Recovery wasn’t too tricky, which I’ll attribute heavily to my having done yoga pre- and post-delivery. And no, I’m not a Gisele Bundchen-type that has nannies and hangers-on making recovery just a dream, lest anyone have any ideas about why recovery wasn’t difficult for me.
When it came to ds, I had the option of a vaginal birth after caesarean (VBAC), and my doctor said I wasn’t a bad candidate for it. However, she did tell me that there was risk inherent in having a VBAC and she left the choice up to me. We talked it through, and ultimately I decided to go with the second c-section as a way to manage the risks. We weren’t sure how high the risk was for a rupture, but given my 36 years categorized me as advanced maternal age (AMA), I was already into the “hmm, be a bit more cautious” range as far as the doctors were concerned.
Delivering ds was a bit less eventful than it had been with his sister; he managed to stay put until he was full-term, sparing me a second go-around with the bizarre experience of having my water break. (Contrary to popular belief, it’s not like there’s just one whoosh of water and then suddenly the pool has run dry; more water comes out with each contraction, by which time you’re wondering if your uterus is hooked up to some kind of amniotic underground spring.) Again, recovery was straightforward–perhaps even more so because I had a much better sense of how it would go the second time around.
And note that in each case I say, “deliver” or “delivering”. My c-sections were no less a delivery than a vaginal birth.
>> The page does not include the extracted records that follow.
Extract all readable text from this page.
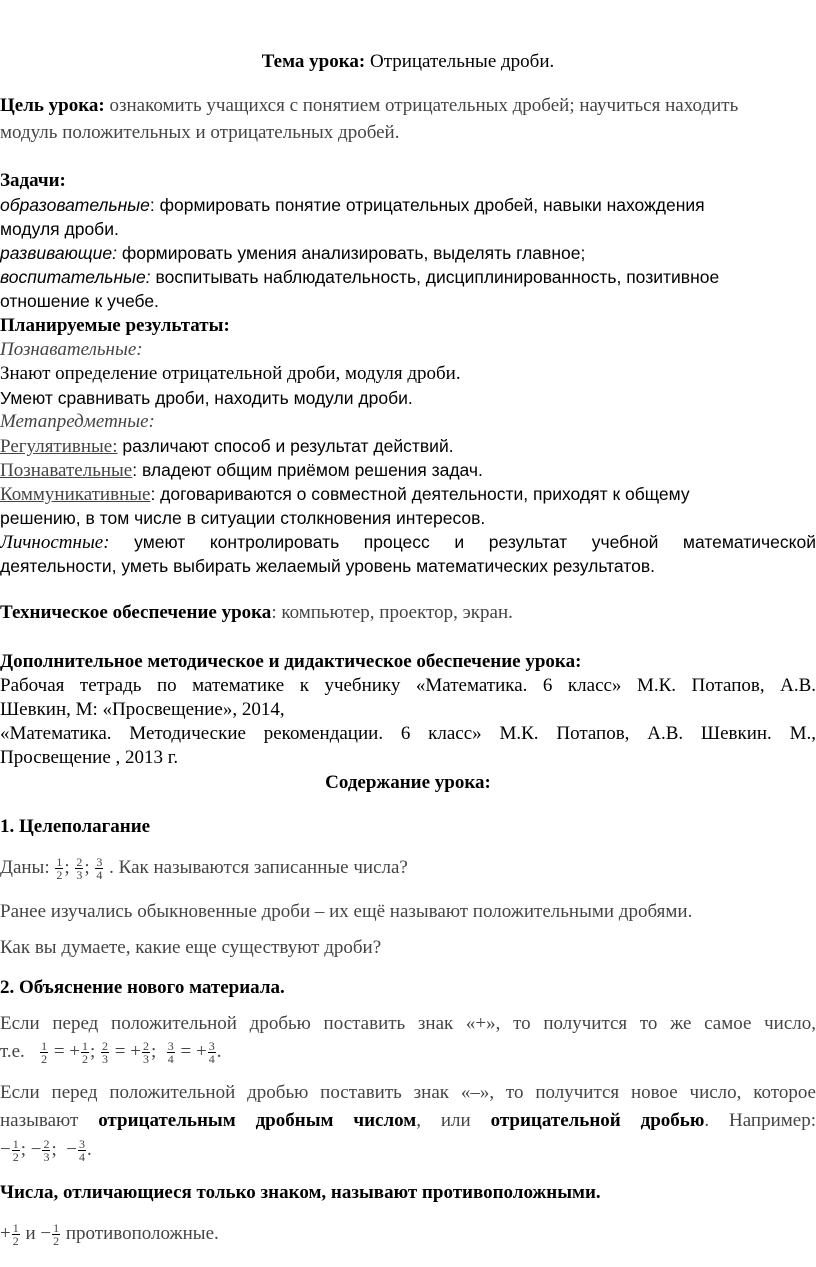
Тема урока: Отрицательные дроби.
Цель урока: ознакомить учащихся с понятием отрицательных дробей; научиться находить
модуль положительных и отрицательных дробей.
Задачи:
образовательные: формировать понятие отрицательных дробей, навыки нахождения
модуля дроби.
развивающие: формировать умения анализировать, выделять главное;
воспитательные: воспитывать наблюдательность, дисциплинированность, позитивное
отношение к учебе.
Планируемые результаты:
Познавательные:
Знают определение отрицательной дроби, модуля дроби.
Умеют сравнивать дроби, находить модули дроби.
Метапредметные:
Регулятивные: различают способ и результат действий.
Познавательные: владеют общим приёмом решения задач.
Коммуникативные: договариваются о совместной деятельности, приходят к общему
решению, в том числе в ситуации столкновения интересов.
Личностные: умеют контролировать процесс и результат учебной математической
деятельности, уметь выбирать желаемый уровень математических результатов.
Техническое обеспечение урока: компьютер, проектор, экран.
Дополнительное методическое и дидактическое обеспечение урока:
Рабочая тетрадь по математике к учебнику «Математика. 6 класс» М.К. Потапов, А.В.
Шевкин, М: «Просвещение», 2014,
«Математика. Методические рекомендации. 6 класс» М.К. Потапов, А.В. Шевкин. М.,
Просвещение , 2013 г.
Содержание урока:
1. Целеполагание
Даны: $\frac{1}{2}$ ; $\frac{2}{3}$ ; $\frac{3}{4}$ . Как называются записанные числа?
Ранее изучались обыкновенные дроби – их ещё называют положительными дробями.
Как вы думаете, какие еще существуют дроби?
2. Объяснение нового материала.
Если перед положительной дробью поставить знак «+», то получится то же самое число,
т.е. $\frac{1}{2}$ = + $\frac{1}{2}$ ; $\frac{2}{3}$ = + $\frac{2}{3}$ ; $\frac{3}{4}$ = + $\frac{3}{4}$ .
Если перед положительной дробью поставить знак «–», то получится новое число, которое
называют отрицательным дробным числом, или отрицательной дробью. Например:
− $\frac{1}{2}$ ; − $\frac{2}{3}$ ;  − $\frac{3}{4}$ .
Числа, отличающиеся только знаком, называют противоположными.
+ $\frac{1}{2}$ $и - \frac{1}{2}$ противоположные.
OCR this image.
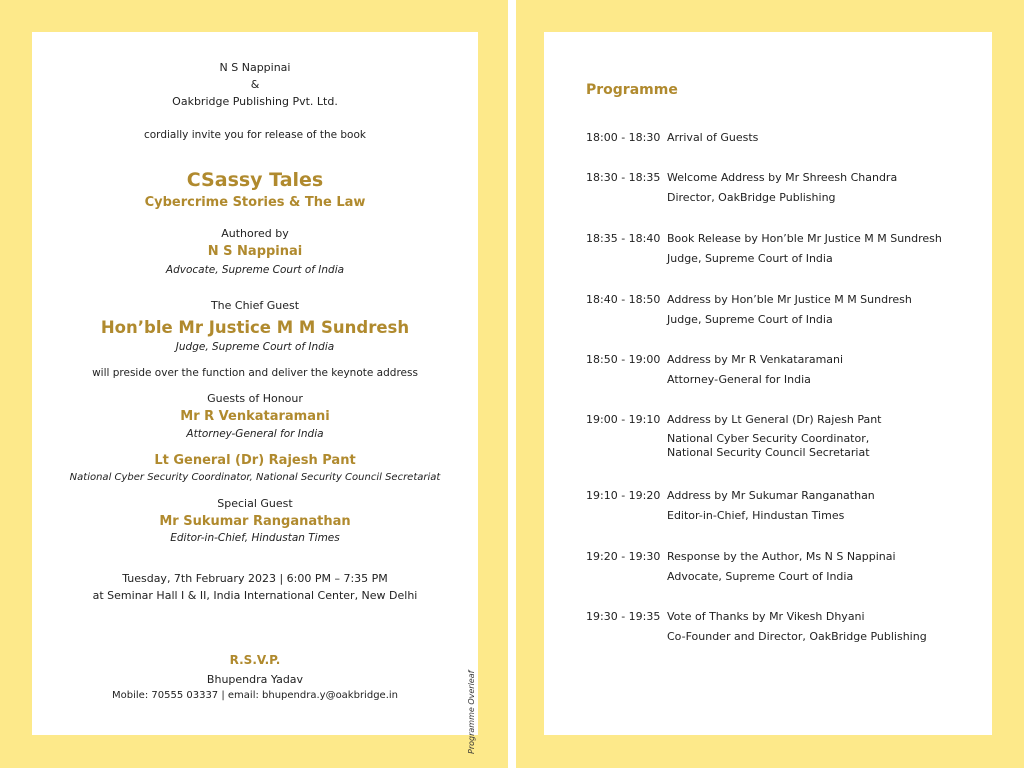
N S Nappinai
&
Oakbridge Publishing Pvt. Ltd.
cordially invite you for release of the book
CSassy Tales
Cybercrime Stories & The Law
Authored by
N S Nappinai
Advocate, Supreme Court of India
The Chief Guest
Hon’ble Mr Justice M M Sundresh
Judge, Supreme Court of India
will preside over the function and deliver the keynote address
Guests of Honour
Mr R Venkataramani
Attorney-General for India
Lt General (Dr) Rajesh Pant
National Cyber Security Coordinator, National Security Council Secretariat
Special Guest
Mr Sukumar Ranganathan
Editor-in-Chief, Hindustan Times
Tuesday, 7th February 2023 | 6:00 PM – 7:35 PM
at Seminar Hall I & II, India International Center, New Delhi
R.S.V.P.
Bhupendra Yadav
Mobile: 70555 03337 | email: bhupendra.y@oakbridge.in	Programme Overleaf
Programme
18:00 - 18:30 Arrival of Guests
18:30 - 18:35 Welcome Address by Mr Shreesh Chandra
Director, OakBridge Publishing
18:35 - 18:40 Book Release by Hon’ble Mr Justice M M Sundresh
Judge, Supreme Court of India
18:40 - 18:50 Address by Hon’ble Mr Justice M M Sundresh
Judge, Supreme Court of India
18:50 - 19:00 Address by Mr R Venkataramani
Attorney-General for India
19:00 - 19:10 Address by Lt General (Dr) Rajesh Pant
National Cyber Security Coordinator, National Security Council Secretariat
19:10 - 19:20 Address by Mr Sukumar Ranganathan
Editor-in-Chief, Hindustan Times
19:20 - 19:30 Response by the Author, Ms N S Nappinai
Advocate, Supreme Court of India
19:30 - 19:35 Vote of Thanks by Mr Vikesh Dhyani
Co-Founder and Director, OakBridge Publishing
They’re no more, no less. So much of the complaining that I hear online comes down to women fretting loudly over the fact that a c-section robbed of an experience they truly wanted to have. And yet, I sit here firmly in agreement with the doula who taught us a decade ago: The goal for delivery is “healthy mommy, healthy baby”.
Sure, things aren’t always going to break your way. And it’s awful for a woman to endure hours and hours of labor only to find out that she needs to have emergency surgery. Two words you never really want to put in the same sentence are “emergency” and “surgery”. I get that.
But the thing is, the level of shouting has ascended to the point where it’s almost some kind of attempt to shame those of us who had c-sections (whether they were unexpected or performed willingly), and frankly that ticks me off something fierce. No mother’s quality should be defined on the basis of how her child was delivered into the world. The mom who home-births in a pool is no better and no worse than the mom who gets an epidural while she’s in a hospital birthing suite and is no better and no worse than the mom who’s numbed by a spinal and has her uterus temporarily removed by a doctor in a delivery room.
Shame–whether intended or just implied–is simply a cudgel with which to beat other moms out of some messed up desire to claim the top of the heap for only a select few.
We have absolutely GOT to stop allowing all this mommy-shaming and one-ups-momship, because it’s dividing and conquering us. Parents (yes, ALL parents, not just moms) need to be supportive, accepting, and inclusive. And while what I’ve written might tick off someone who’s militant that c-sections are the tool of the medical-industrial sector, I hope it’s given at least one woman the bravery to accept that her own c-section is okay. It’s understandable to be disappointed if a delivery didn’t go exactly as you planned, but when you look at your kids it’s also important to remember that parenting is about them–NOT us–and your own worth as a parent is so much more than how they made it into your arms that very first time.